Tuesday 26 June 2012

Tuesday Poem: Another Flash Fiction: "Blind Date"


            Barry Armstrong woke early, shivering. It was not solely due to the increasing bite of winter. He lay in bed, staring ruefully at the Marsha-size vacancy the seeping daylight revealed.
            He almost couldn’t face the day. The awkward questions his girls would ask at breakfast. But he knew if he did not rise, his mind would lose traction on the famous slippery slope to self-pity and depression.
            Barry had always taken people at face value.
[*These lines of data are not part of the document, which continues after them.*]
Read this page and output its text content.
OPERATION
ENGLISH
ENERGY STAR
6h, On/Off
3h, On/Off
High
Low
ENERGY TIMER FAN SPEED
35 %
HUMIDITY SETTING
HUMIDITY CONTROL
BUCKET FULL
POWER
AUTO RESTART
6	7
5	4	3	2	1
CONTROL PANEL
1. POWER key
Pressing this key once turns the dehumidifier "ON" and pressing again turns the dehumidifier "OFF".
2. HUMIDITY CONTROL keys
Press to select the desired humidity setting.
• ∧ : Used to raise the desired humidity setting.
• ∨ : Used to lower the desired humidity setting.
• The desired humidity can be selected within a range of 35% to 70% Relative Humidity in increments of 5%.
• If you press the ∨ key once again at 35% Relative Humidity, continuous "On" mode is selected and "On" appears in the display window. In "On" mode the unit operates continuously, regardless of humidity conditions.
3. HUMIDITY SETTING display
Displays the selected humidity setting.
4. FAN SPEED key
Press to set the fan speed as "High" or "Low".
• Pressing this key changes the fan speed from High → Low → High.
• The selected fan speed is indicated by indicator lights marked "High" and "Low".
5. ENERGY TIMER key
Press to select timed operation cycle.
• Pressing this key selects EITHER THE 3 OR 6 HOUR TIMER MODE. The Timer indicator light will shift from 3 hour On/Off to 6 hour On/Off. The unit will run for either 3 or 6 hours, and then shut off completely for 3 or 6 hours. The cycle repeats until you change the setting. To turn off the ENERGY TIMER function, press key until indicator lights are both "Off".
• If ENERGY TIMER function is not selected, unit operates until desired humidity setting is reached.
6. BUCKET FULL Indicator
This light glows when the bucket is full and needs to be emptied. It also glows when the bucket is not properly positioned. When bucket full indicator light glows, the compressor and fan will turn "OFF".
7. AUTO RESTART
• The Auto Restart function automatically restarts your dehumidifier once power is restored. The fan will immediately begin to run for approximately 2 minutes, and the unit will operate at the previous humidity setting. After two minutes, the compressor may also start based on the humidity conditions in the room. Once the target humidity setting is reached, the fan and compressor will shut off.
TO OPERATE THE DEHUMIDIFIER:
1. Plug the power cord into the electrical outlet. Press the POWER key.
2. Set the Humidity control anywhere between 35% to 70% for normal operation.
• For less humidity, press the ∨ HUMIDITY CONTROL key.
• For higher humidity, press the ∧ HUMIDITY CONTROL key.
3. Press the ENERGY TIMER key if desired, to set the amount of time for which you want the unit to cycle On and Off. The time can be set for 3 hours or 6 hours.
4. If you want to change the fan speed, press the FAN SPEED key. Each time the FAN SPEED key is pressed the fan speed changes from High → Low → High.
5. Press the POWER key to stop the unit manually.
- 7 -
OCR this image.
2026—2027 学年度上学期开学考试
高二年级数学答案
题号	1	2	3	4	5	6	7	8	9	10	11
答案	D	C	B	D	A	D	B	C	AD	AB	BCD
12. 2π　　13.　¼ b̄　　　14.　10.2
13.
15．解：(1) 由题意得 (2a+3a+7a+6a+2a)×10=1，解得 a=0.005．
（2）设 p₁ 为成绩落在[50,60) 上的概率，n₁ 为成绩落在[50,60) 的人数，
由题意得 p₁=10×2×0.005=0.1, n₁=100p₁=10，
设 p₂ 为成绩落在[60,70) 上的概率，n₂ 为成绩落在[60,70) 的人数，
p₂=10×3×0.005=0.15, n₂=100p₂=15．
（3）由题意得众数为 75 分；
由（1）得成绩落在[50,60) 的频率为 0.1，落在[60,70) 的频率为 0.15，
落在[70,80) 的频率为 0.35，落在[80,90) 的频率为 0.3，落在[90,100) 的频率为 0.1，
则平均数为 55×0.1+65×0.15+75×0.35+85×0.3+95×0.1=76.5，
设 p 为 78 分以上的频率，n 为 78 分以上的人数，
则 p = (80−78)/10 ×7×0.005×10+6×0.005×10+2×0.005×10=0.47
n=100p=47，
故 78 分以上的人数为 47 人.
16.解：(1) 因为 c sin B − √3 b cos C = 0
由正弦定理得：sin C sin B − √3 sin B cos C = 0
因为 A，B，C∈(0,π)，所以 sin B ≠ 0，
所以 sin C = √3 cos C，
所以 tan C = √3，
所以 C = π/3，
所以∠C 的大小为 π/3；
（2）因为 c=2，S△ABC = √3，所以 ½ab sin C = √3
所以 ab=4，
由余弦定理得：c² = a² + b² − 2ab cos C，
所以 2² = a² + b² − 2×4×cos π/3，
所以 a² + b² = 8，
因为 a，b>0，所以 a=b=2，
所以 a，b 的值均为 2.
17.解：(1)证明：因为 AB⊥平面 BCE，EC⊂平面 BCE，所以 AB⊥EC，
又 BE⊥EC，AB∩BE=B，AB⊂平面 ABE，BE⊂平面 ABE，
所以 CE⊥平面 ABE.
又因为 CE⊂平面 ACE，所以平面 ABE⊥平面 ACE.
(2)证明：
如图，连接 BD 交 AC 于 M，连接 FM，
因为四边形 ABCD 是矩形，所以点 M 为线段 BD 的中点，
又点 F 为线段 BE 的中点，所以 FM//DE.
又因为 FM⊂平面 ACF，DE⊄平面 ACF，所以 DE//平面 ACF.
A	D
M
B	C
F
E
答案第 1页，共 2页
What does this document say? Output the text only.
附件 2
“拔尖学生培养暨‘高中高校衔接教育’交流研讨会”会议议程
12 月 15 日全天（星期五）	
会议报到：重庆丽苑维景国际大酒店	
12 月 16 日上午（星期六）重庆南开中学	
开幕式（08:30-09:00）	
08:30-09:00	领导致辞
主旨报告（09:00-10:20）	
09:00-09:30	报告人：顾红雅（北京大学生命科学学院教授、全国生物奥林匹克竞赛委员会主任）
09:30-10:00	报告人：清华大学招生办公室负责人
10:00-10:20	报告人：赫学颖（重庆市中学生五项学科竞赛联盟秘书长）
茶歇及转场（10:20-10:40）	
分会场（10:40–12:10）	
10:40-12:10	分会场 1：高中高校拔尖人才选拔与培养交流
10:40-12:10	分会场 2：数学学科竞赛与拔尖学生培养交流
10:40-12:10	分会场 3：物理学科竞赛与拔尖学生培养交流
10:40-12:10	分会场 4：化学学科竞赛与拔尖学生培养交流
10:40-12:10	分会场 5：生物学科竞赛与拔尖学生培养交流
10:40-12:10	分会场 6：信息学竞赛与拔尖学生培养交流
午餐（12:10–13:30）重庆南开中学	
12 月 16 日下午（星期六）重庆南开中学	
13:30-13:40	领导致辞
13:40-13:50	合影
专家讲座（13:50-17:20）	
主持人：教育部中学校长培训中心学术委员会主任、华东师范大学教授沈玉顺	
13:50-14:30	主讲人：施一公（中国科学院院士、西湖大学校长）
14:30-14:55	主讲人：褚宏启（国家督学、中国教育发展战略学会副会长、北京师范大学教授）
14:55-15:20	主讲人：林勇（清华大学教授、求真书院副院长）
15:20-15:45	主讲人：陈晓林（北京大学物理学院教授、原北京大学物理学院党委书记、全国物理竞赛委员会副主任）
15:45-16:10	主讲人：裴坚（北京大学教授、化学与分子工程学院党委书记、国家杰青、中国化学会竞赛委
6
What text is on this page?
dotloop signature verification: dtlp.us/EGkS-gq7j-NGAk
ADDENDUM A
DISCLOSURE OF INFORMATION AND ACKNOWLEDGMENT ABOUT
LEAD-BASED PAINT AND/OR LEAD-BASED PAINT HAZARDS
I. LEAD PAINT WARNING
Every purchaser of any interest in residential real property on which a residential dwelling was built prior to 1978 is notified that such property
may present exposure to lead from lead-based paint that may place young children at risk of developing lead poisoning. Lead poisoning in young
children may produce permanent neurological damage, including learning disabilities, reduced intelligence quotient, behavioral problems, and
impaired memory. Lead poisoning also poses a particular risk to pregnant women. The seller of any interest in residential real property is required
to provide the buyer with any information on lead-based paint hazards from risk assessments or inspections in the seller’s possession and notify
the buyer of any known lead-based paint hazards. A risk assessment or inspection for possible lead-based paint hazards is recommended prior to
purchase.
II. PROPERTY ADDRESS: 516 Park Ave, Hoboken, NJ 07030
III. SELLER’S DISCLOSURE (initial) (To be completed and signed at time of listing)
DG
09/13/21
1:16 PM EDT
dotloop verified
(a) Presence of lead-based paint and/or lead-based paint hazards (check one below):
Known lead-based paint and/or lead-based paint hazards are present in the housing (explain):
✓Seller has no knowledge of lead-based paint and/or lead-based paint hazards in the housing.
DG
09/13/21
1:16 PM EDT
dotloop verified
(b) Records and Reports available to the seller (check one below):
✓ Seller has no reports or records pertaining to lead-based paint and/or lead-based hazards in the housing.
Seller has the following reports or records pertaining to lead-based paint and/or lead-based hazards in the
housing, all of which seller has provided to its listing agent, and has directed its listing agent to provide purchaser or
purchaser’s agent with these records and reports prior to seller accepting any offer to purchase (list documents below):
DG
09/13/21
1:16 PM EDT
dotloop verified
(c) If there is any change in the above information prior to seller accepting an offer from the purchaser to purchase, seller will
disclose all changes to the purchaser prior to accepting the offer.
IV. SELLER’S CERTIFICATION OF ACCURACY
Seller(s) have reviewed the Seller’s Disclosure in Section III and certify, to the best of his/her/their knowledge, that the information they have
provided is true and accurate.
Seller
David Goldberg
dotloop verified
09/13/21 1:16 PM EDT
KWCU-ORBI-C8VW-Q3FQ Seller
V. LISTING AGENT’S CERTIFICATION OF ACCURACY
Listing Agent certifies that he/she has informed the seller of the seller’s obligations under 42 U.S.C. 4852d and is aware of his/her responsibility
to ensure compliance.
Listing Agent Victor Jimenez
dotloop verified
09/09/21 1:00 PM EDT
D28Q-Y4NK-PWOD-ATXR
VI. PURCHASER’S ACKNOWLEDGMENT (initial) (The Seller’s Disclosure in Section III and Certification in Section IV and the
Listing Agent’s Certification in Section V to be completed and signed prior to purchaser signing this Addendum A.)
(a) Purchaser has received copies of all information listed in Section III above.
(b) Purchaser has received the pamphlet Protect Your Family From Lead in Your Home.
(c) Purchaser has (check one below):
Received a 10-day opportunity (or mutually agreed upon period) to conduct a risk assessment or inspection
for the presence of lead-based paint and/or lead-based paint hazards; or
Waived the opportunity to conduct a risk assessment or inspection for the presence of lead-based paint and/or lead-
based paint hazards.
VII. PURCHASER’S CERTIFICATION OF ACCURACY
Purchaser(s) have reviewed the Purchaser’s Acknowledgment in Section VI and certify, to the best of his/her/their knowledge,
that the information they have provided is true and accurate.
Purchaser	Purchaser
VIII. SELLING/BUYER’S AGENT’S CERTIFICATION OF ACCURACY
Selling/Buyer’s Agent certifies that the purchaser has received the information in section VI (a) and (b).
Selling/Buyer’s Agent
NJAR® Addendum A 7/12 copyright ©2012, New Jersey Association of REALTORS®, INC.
He liked simplicity. He had never given it much consideration, but he supposed his love of simplicity had drawn him to engineering as a career. With machines, you put them together or you stripped them down and everything made sense. Machines didn’t have secret places where parts were hidden. They had blueprints where everything was laid out in plain view.
            Barry had met Marsha at university. She was studying to be a doctor. He considered that an admirable pursuit. She was learning to decipher bodies just as he was learning to decipher machines.
            Their lives together had followed a common pattern. They graduated, moved in together, did a few years of OE and returned to New Zealand to embark upon sensible adulthood.
            They had been married thirteen years and had two healthy daughters, Hayley, eight, and Rose, six. He had considered himself blessed.
            Their coterie of friends was mostly couples. When Marsha introduced Judy to the group, Barry teased his wife in private about “rescuing lame ducks”. He assumed that Judy had been unlucky in love.
            When Roger joined Barry’s firm, Barry saw his chance to play Good Samaritan. Roger’s divorce was a distant enough memory that he was ready to start dating.
            An intimate dinner for four seemed a perfect idea. But Barry hadn’t reckoned on Marsha falling in love with a woman.

POET'S NOTE: It was so much fun writing flash fiction stories for the National Flash Fiction Day competition, that I decided to post another flash fiction instead of a poem this week. Mix it up a little bit, keep things interesting.